2.2. Medium and Culture Conditions

The basal liquid medium for the isolation and culture of YJ01 consisted of 0.5 g of NH4Cl, 0.5 g of K2HPO4, 0.5 g of NaCl, 0.5 g of MgSO4, 0.1 g of peptone, 0.1 g of yeast extract powder, and 1.0 mL of trace element solution in 1000 mL of distilled water. Gossypol was added to the medium at a certain initial concentration as the sole carbon source [30], and the initial pH of the medium was adjusted to 7.0 with 1.0 mol·L−1 NaOH or HCl.
The Czapek Dox medium for optimal culture of YJ01 consisted of 30.0 g of sucrose, 3.0 g of NaNO3, 0.5 g of MgSO4·7H2O, 0.5 g of KCl, 0.01 g of FeSO4·4H2O, 1.0 g of K2HPO4, and 1000 mL of distilled water.
A. terreus-YJ01 was inoculated into the sterilized culture medium and grown in a 100 mL flask containing 20 mL of liquid medium. The culture condition was at 30 °C with a shaking rate of 200 r·min−1. Dry cell weight was measured, which represented the growth of YJ01 [31]. Both the medium and all experimental apparatuses were sterilized at 121 °C for 20 min.
A culture broth of 1.0 mL was added to a 1.5 mL centrifuge tube and centrifuged at 14,800 r·min−1 for 10 min. Then, 1.0 mL of acetonitrile was added to the bottom precipitation, and the gossypol in the precipitation was fully dissolved in acetonitrile using ultrasonic oscillation. The supernatant was diluted and used to determine the concentration of gossypol busing high-performance liquid chromatography (HPLC) [32,33]. The data are presented as the average values derived from three measurements, and their relative standard deviations were less than 10%.

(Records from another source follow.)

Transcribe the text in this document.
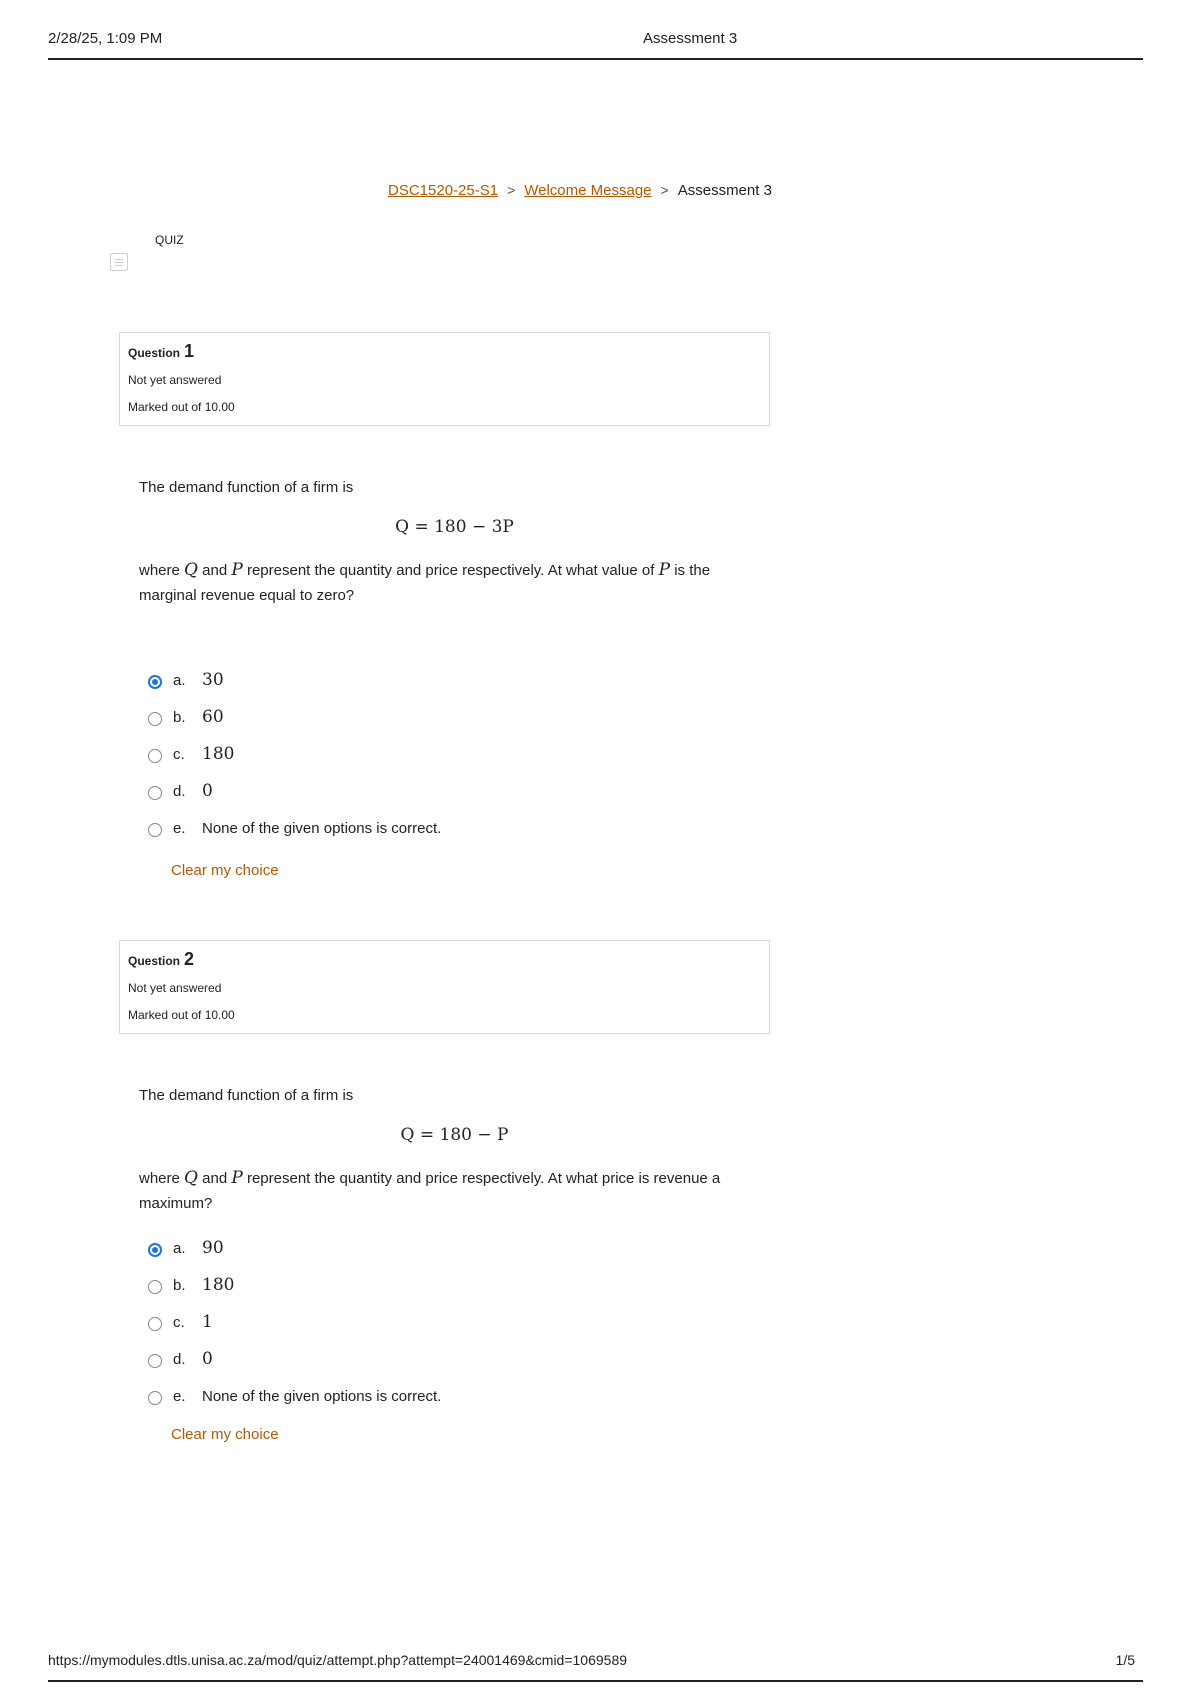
2/28/25, 1:09 PM	Assessment 3
DSC1520-25-S1 > Welcome Message > Assessment 3
QUIZ
Question 1
Not yet answered
Marked out of 10.00
The demand function of a firm is
Q = 180 − 3P
where Q and P represent the quantity and price respectively. At what value of P is the marginal revenue equal to zero?
a. 30
b. 60
c. 180
d. 0
e. None of the given options is correct.
Clear my choice
Question 2
Not yet answered
Marked out of 10.00
The demand function of a firm is
Q = 180 − P
where Q and P represent the quantity and price respectively. At what price is revenue a maximum?
a. 90
b. 180
c. 1
d. 0
e. None of the given options is correct.
Clear my choice
https://mymodules.dtls.unisa.ac.za/mod/quiz/attempt.php?attempt=24001469&cmid=1069589	1/5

2.3. Isolation and Identification of the Gossypol-Biodegrading Strain

The cotton straw pile soil sample was shaken with deionized water, and the soil suspension was inoculated into the liquid culture medium using gossypol of 500 mg·L−1 as the sole carbon source followed by incubation with a shake rate of 200 r·min−1 at 30 °C for 3 days. After three consecutive cultures, the mixed microorganisms were diluted and spread onto the solid medium containing 2% agar in the presence of 250 mg·L−1 gossypol. Single colonies that grew on the plates were picked and inoculated into the liquid medium containing gossypol of 250 mg·L−1 to test its biodegradation ability. The process was repeated several times until a pure fungal strain that had the ability to biodegrade gossypol was isolated [34].
A newly isolated strain YJ01 was identified using morphological, physiological traits, and biochemical characteristics, which was further identified using the internal transcribed spacer identification (ITS) method. The genomic DNA of YJ01 was extracted using the CTAB method using the HP Fungal DNA Kit produced by Omega Bio-tek, Inc. (Norcross, GA, USA). The purity of the extracted DNA was measured using a nanodrop 2000, and the concentration of DNA was measured using a Quantus Fluorometer (Picogreen). A polymerase chain reaction (PCR) was performed on the fungal DNA using universal primers ITS1 and ITS4. The PCR conditions were as follows: predenaturation at 95 °C for 5 min; denaturation at 95 °C for 30 s, annealing at 56 °C for 30 s, extension at 72 °C for 1 min and 30 s, 30 cycles; extension for 10 min at 72 °C. The upstream primer was 5′-TCC GTA GGT GAA CCT GCG G-3′, and the downstream primer was 5′-TCC TCC GCT TAT TGA TAT GC-3′. After the reaction, the amplified products were observed using 1% agarose gel electrophoresis, which was used to detect DNA integrity. After that, the amplified DNA was sent to Shanghai Majorbio Bio-Pharm Technology Co., Ltd. (Shanghai, China) for sequencing, and the species identification was performed using Sanger sequencing. The nucleotide sequences were compared to the most similar sequences of fungus in Gene Bank, which was used to identify this newly isolated fungal strain.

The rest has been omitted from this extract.